Working Wooded Landscapes


by trb2dog — May 15, 2010

An essay about forestry in the west.

In many ways, trees define much of the west for me. They grow differently here than in the warm, humid south of my youth where the horizon was always muted green and hidden by leaves during much of the year. There the patches of trees were only broken by farm fields or small towns that later grew into subdivisions of metropolitan areas. Out in the west though, trees came draped across the tumble of mountains and broken by vast tracts of sage and juniper.
The trees grow large and old here in the west, which drew in thousands who made a living transferring this biological legacy into a growing number of 2x4’s and thence into homes. Some, no doubt, were in it for the quick profit to be made while others followed in the steps of Gifford Pinchot and saw a landscape to be managed for conservation and utility. There were many missteps along this path as we discovered a lot we didn’t know; Aldo Leopold opened a few eyes, as did Rachel Carson, Bob Marshall, E.O Wilson and many others. And foresters began to learn the landscape and the trees and the soil and the myriad things that depend on working forests and figured we could continue to provide multiple goods and services from the woods.
I started out in forestry in the south where industrial scale intensive management was the norm and pines were planted and harvested as a sustainable crop. We were taught that we could simplify the system enough to efficiently produce the fiber society needed and still manage for wildlife, particularly for game animals. And for the most part we did this well, though most of those systems had already been seriously disturbed by the early agricultural settlement and growing pines in monocultures on these lands was an ecological improvement.
In the west though, the forested landscape was much different. From distances that are measured in time to trees whose lives can span centuries, even millenia, I found an environment that almost seemed limitless, as I suspect it did for hundreds of foresters before me, though not after. Logging had seemed to be the greatest good for decades because we thought we could harvest these giants, regrow a new, vibrant forest and still provide all the other services required of these forests. And we could have, if we hadn’t been quite so efficient, or quite so greedy, about harvesting these old trees. But society was demanding wood for an expanding housing market and these trees seemed to meet the need perfectly. The economics of consumption outweighed the intangibles of rare species, untouched wilderness, even the aesthetics of massively large trees.
What we had trouble with, and still do to a large extent, was figuring out exactly what the public wanted from these forests, these national treasures. It made for a contentious time when passions rampaged through the media and the woods as we fought to understand the social and economic forces pushing and pulling policy and regulations.

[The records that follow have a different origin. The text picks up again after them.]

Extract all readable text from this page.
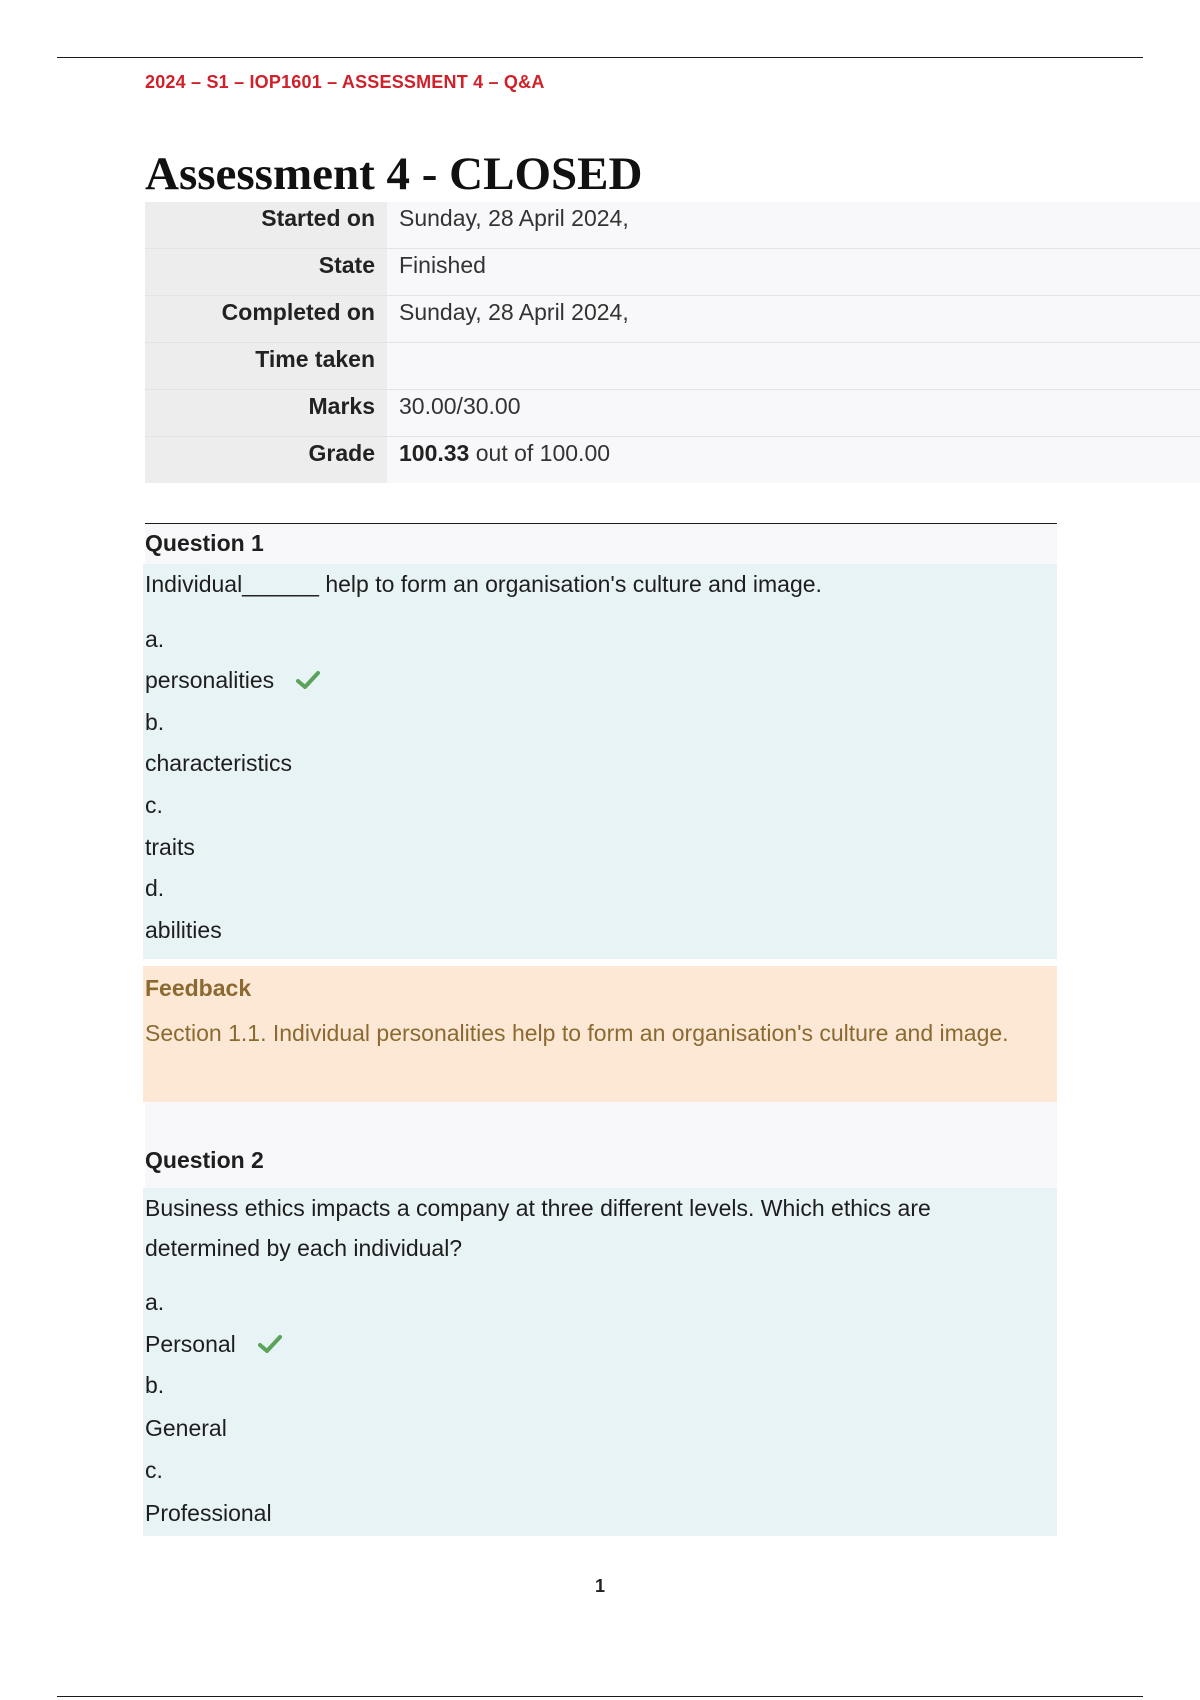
2024 – S1 – IOP1601 – ASSESSMENT 4 – Q&A
Assessment 4 - CLOSED
Started on	Sunday, 28 April 2024,
State	Finished
Completed on	Sunday, 28 April 2024,
Time taken
Marks	30.00/30.00
Grade	100.33 out of 100.00
Question 1
Individual______ help to form an organisation's culture and image.
a.
personalities
b.
characteristics
c.
traits
d.
abilities
Feedback
Section 1.1. Individual personalities help to form an organisation's culture and image.
Question 2
Business ethics impacts a company at three different levels. Which ethics are determined by each individual?
a.
Personal
b.
General
c.
Professional
1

Foresters, who typically have one of the broadest scientific educations of any field, knew how to look at a forest and how to manipulate it to achieve various goals. But many lacked a basic understanding of sociology and psychology that would’ve allowed them to anticipate and respond to a rapidly changing society in a way that could’ve made this transition easier.
The transition is now showing glimmers of progress towards an agreement on how to manage our forests. We now approach a working forest with an ecosystem management approach where timber is often not the primary goal. And we’ve developed certification to assuage social doubt about our conviction to manage the entire system sustainably. Collaborative efforts have been going on for a few years now on some National Forests to try and get out of the stalemate of litigation and planning paralysis that has gripped our western forests. It won’t be easy because there are some very passionate folks on opposite ends of the spectrum of how we should use our National Forests. We have to learn to recognize the thoughts, beliefs, needs and desires of those who own these landscapes as well as those who possess the scientific understanding of how these systems function. And we need to recognize that continued consumption of forest products is going to occur in a society that still demands much from trees.

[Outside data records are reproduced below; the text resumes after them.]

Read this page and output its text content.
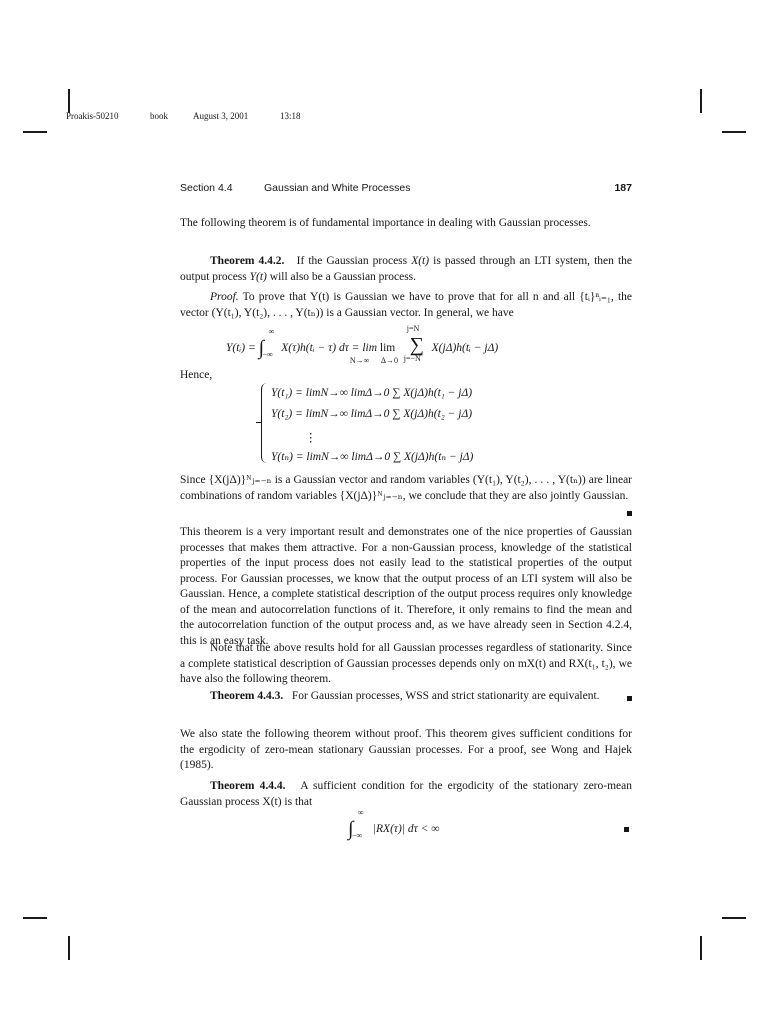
Proakis-50210	book	August 3, 2001	13:18
Section 4.4	Gaussian and White Processes	187

The following theorem is of fundamental importance in dealing with Gaussian processes.

Theorem 4.4.2. If the Gaussian process X(t) is passed through an LTI system, then the output process Y(t) will also be a Gaussian process.

Proof. To prove that Y(t) is Gaussian we have to prove that for all n and all {tᵢ}ⁿᵢ₌₁, the vector (Y(t₁), Y(t₂), . . . , Y(tₙ)) is a Gaussian vector. In general, we have

Y(tᵢ) = ∫
∞
−∞
X(τ)h(tᵢ − τ) dτ = lim lim
N→∞ Δ→0
∑
j=N
j=−N
X(jΔ)h(tᵢ − jΔ)

Hence,

Y(t₁) = limN→∞ limΔ→0 ∑ X(jΔ)h(t₁ − jΔ)
Y(t₂) = limN→∞ limΔ→0 ∑ X(jΔ)h(t₂ − jΔ)
⋮
Y(tₙ) = limN→∞ limΔ→0 ∑ X(jΔ)h(tₙ − jΔ)

Since {X(jΔ)}ᴺⱼ₌₋ₙ is a Gaussian vector and random variables (Y(t₁), Y(t₂), . . . , Y(tₙ)) are linear combinations of random variables {X(jΔ)}ᴺⱼ₌₋ₙ, we conclude that they are also jointly Gaussian.

This theorem is a very important result and demonstrates one of the nice properties of Gaussian processes that makes them attractive. For a non-Gaussian process, knowledge of the statistical properties of the input process does not easily lead to the statistical properties of the output process. For Gaussian processes, we know that the output process of an LTI system will also be Gaussian. Hence, a complete statistical description of the output process requires only knowledge of the mean and autocorrelation functions of it. Therefore, it only remains to find the mean and the autocorrelation function of the output process and, as we have already seen in Section 4.2.4, this is an easy task.

Note that the above results hold for all Gaussian processes regardless of stationarity. Since a complete statistical description of Gaussian processes depends only on mX(t) and RX(t₁, t₂), we have also the following theorem.

Theorem 4.4.3. For Gaussian processes, WSS and strict stationarity are equivalent.

We also state the following theorem without proof. This theorem gives sufficient conditions for the ergodicity of zero-mean stationary Gaussian processes. For a proof, see Wong and Hajek (1985).

Theorem 4.4.4. A sufficient condition for the ergodicity of the stationary zero-mean Gaussian process X(t) is that

∫
∞
−∞
|RX(τ)| dτ < ∞
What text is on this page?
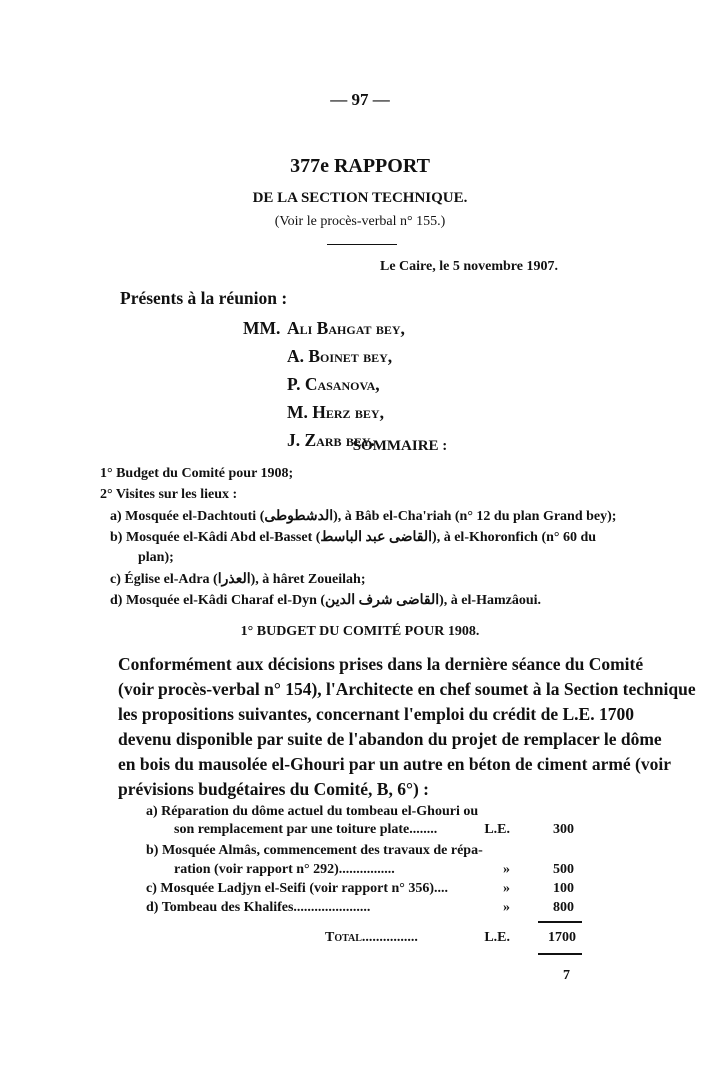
— 97 —
377e RAPPORT
DE LA SECTION TECHNIQUE.
(Voir le procès-verbal n° 155.)
Le Caire, le 5 novembre 1907.
Présents à la réunion :
MM. Ali Bahgat bey,
A. Boinet bey,
P. Casanova,
M. Herz bey,
J. Zarb bey.
SOMMAIRE :
1° Budget du Comité pour 1908;
2° Visites sur les lieux :
a) Mosquée el-Dachtouti (الدشطوطى), à Bâb el-Cha'riah (n° 12 du plan Grand bey);
b) Mosquée el-Kâdi Abd el-Basset (القاضى عبد الباسط), à el-Khoronfich (n° 60 du
plan);
c) Église el-Adra (العذرا), à hâret Zoueilah;
d) Mosquée el-Kâdi Charaf el-Dyn (القاضى شرف الدين), à el-Hamzâoui.
1° BUDGET DU COMITÉ POUR 1908.
Conformément aux décisions prises dans la dernière séance du Comité
(voir procès-verbal n° 154), l'Architecte en chef soumet à la Section technique
les propositions suivantes, concernant l'emploi du crédit de L.E. 1700
devenu disponible par suite de l'abandon du projet de remplacer le dôme
en bois du mausolée el-Ghouri par un autre en béton de ciment armé (voir
prévisions budgétaires du Comité, B, 6°) :
a) Réparation du dôme actuel du tombeau el-Ghouri ou
son remplacement par une toiture plate........	L.E.	300
b) Mosquée Almâs, commencement des travaux de répa-
ration (voir rapport n° 292)................	»	500
c) Mosquée Ladjyn el-Seifi (voir rapport n° 356)....	»	100
d) Tombeau des Khalifes......................	»	800
Total................	L.E.	1700
7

Working forests will continue to be an important part of the western landscape and in some ways they epitomize the resiliency of the western spirit. Today I lead classes through forests filled with an amazing abundance of trees and wildlife that still contain the signs of previous use and exploitation. Today however, some of the worse signs of damage come not from the loggers but from recreational users. It presents new challenges in trying to achieve a truly sustainable future in a society that is full of contradictions and rampant NIMBYism when it comes to forestry and the greatest good for the greatest number in the long run (to paraphrase Pinchot). I wonder if we’ll ever look at western forests the same way we’ve started looking at locavore concept in food -- local production to meet local needs to reduce global impacts. The potential is certainly there.